Distributed Camera Networks

In the last decades, video processing has become a convenient and widely used tool to assist, protect and simplify the daily life of people in areas such as surveillance, domotics, elderly care, traffic monitoring and video conferencing. Cameras, which become more and more widespread, in airports, cities or even indoor environments, provide visual information of a scene to monitor, analyze certain areas, or track individuals for special purposes.

One major problem of these cameras is the limitation in dealing with the tremendous amounts of information contained in numerous video streams. Currently the analysis often consists of the interpretation by human operators. Moreover, lots of data is recorded automatically and stored for a certain period to possibly being processed or analyzed manually later on. However, it is often impractical and impossible to track the information of interest quickly through large volumes of multiple video recordings.

All of the aforementioned applications can be greatly simplified by combining the information of multiple cameras. In contrast to a single camera approach, multi-camera networks are more robust and can handle more difficult situations (e.g. occlusions) in which one camera is not sufficient; for instance, observing objects which are occluded by corners, other objects or obstacles. Therefore, multi-camera systems became more and more popular in the recent years. However, it is not simple to process multiple images within a camera-network given the vast amount of data.

The idea of our multi-camera system is based on a decentralized tracking approach. In general, multi-camera tracking approaches can be categorized into centralized, decentralized and distributed tracking approaches. Centralized approaches transmit all video streams to one or more fusion centers and process the video on these fusion centers. The fusion centers need to be very powerful computers and need to be able to sustain high communication bandwidths. Therefore, centralized processing of multiple video streams creates not only a computing but also a communication bottleneck. Decentralized and distributed tracking approaches group cameras into clusters which communicate with a local fusion center (decentralized) or with each other (distributed tracking). This allows the construction of huge smart camera networks without straining network and server resources. It also only requires simple processing in the smart cameras, leaving precious resources for other video processing algorithms if needed. We have built such a multi-camera system with one fusion center and six (smart) cameras.

In our research we followed two different approaches: a multi-camera tracking approach based on occupancy maps and a distributed multi-camera tracking approach with a feedback loop. The former can be considered as a centralized approach, although parts of the processing are already carried out on the smart cameras. The latter describes a decentralized processing architecture with a feedback loop, in which the most compute-intensive video processing is performed within smart cameras. In fact, since the requirements on the fusion center are so low, it is even possible to run the fusion center algorithms on each camera and end up with a distributed architecture. We focus on the research and the development of these two different tracking approaches and explain them in detail.

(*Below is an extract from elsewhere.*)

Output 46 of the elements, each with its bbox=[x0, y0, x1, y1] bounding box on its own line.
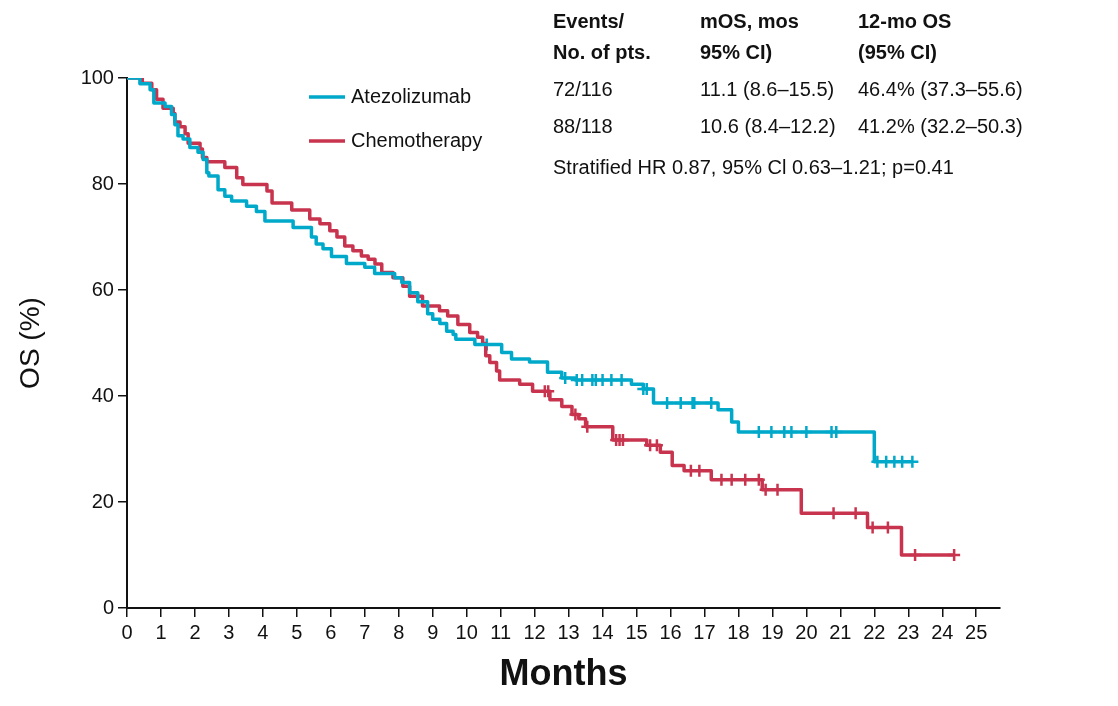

Multi-camera tracking approach based on occupancy maps

We address the problem of tracking multiple individuals by using occupancy maps in a network of overlapping cameras. In contrast to other approaches, which compute, for example, optimal tracks from a Probabilistic Occupancy Map (POM) by a greedy search strategy based on Dynamic Programming, we combine Bayesian filtering strategies with occupancy maps. Furthermore, our approach obtains an estimate of each person on a frame-by-frame basis. We hereby focus on low-level processing resulting in a real-time system which can possibly be used on smart cameras.


Distributed multi-camera tracking approach with a feedback loop

In this research, we focus on real-time, low-latency and scalable tracking of multiple people. In our system all low-level video processing is performed on smart cameras. The smart cameras transmit a compact high-level description of moving objects to the fusion center, which fuses these data using a Bayesian approach. Moreover, a feedback loop ensures that each smart camera is up-to-date about the most recent locations and motion states of tracked individuals. We evaluate the performance (in terms of precision and accuracy) of the proposed system in indoor and meeting scenarios where individuals are often occluded by other people and/or furniture. Furthermore, we compare our approach to state-of-the-art methods and show that our system performs at least as good as other methods. However, our system is capable of running in real-time and therefore produces instant results.